While good, aggressive opponents can be extremely difficult to play against, passive players sometimes can be equally as frustrating to lock horns with in both tournament poker and cash games. It often seems like these so-called “calling stations” are impossible to shake from a pot and that they suck out with a weird two pair all the time (they don’t, by the way), becoming a royal pain in the backside as a result.
In fact, loose-passive players should be welcomed to your game with open arms because they are as close as you will ever get to a goldmine or money printing press seated at your table. These fishy foes are easy to identify and once you have, you can take them on and take their money.
They’ll be found limping into more than their fair share of pots, calling any preflop raises that come after they’ve entered a pot. They then often will proceed to check-call all the way to the river or check-fold, only raising if they have an ultra-strong hand. Loose-passives are always on the lookout for a reason to call — bear that in mind for a little later on.
You’d think that these characteristics would make them the perfect opponents to play against, and you’d be right. But you’d also be surprised to see how many poker players struggle to beat them.
More often than not, the root of the frustration associated with playing against passive players is self-inflicted. By that I mean whoever is moaning about their bad luck or “how the fish always has it” often only has themselves to blame for handing over their stack or a large percentage of it.
The biggest culprits on this front are not listening to the betting or attempting to bluff a loose-passive off a pot. If one of these players has called a raise preflop, called a continuation bet on the flop, and then called a second barrel on the turn, there is no way on this planet that the player is folding on the river, regardless of how the board texture is — third pair is the mortal nuts for these guys!
So how do we beat these impossible-to-bluff types? One way is to use their own style of play against them.
Most of your money in poker will come from value betting. Good players don’t pay off as many value bets as weaker players, but loose-passives love calling value bets. It is this fact alone that makes them super profitable to play against.
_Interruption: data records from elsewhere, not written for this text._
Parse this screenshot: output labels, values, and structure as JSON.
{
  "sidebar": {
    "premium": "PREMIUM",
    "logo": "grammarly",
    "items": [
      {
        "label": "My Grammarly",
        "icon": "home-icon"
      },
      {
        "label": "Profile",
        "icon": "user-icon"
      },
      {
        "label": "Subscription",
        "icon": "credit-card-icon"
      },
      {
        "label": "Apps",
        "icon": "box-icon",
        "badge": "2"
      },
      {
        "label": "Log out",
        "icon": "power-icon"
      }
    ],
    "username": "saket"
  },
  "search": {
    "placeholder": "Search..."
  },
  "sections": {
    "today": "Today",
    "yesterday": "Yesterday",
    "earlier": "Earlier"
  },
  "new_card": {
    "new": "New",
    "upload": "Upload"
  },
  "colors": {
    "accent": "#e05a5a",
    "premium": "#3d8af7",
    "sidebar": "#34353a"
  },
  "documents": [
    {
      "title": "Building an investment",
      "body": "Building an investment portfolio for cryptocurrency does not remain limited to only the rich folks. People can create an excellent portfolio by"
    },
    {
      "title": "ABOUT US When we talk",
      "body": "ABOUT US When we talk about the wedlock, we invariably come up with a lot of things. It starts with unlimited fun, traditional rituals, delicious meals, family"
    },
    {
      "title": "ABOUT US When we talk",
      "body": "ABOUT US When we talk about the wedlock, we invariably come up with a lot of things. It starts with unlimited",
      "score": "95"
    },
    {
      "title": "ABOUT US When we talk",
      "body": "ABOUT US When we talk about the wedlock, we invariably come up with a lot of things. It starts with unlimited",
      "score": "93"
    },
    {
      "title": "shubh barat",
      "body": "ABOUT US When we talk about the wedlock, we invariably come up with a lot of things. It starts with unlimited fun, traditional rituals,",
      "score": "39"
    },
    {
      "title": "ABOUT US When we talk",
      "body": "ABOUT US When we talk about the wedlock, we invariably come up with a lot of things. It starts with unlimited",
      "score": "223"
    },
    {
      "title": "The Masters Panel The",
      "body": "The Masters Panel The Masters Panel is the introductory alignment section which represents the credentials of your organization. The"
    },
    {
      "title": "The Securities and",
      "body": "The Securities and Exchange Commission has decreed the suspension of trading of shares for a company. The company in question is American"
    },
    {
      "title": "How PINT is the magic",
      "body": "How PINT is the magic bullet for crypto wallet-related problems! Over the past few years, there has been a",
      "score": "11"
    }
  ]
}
If you have a strong hand, then make sure you’re extracting the maximum value from it. You can alter your bet sizes to assist you here because to a loose-passive a two-thirds-pot bet is just as easy to call as a half-pot bet. Bet the flop, bet the turn, and bet the river unless they’ve shown any indication of strength.
Another tip is to isolate these players preflop so that you can have them all to yourself. Should a loose-passive open-limp, stick in a raise to force any players yet to act out of the pot. This isolating of the player can be done with a wider range of hands than usual, because your implied odds are much greater than they would be against a strong, aggressive player.
You could even make your isolating raise larger than usual — or your blind-stealing raise if you have a loose-passive in the blinds — because the player is still likely to call and you’ll have positional advantage for the rest of the hand in a bloated pot. (And such a player is almost never going to get tricky postflop either — bonus!)
How you approach loose-passives on later streets comes down to any reads or notes that you may have. If they float the flop a lot — that is, call with nothing or a weak hand — then you can fire a continuation bet with a higher frequency with your good hands and check back weaker holdings.
When they call your flop bet and a turn bet, you need to start worrying about your own hand strength — because they won’t be! It is here that a lot of players go wrong and they continue stubbornly to bet into an opponent who has shown no inclination to fold.
Stop bluffing the loose-passives, respect any aggression they show, and value bet them out of the water, and you should do just fine.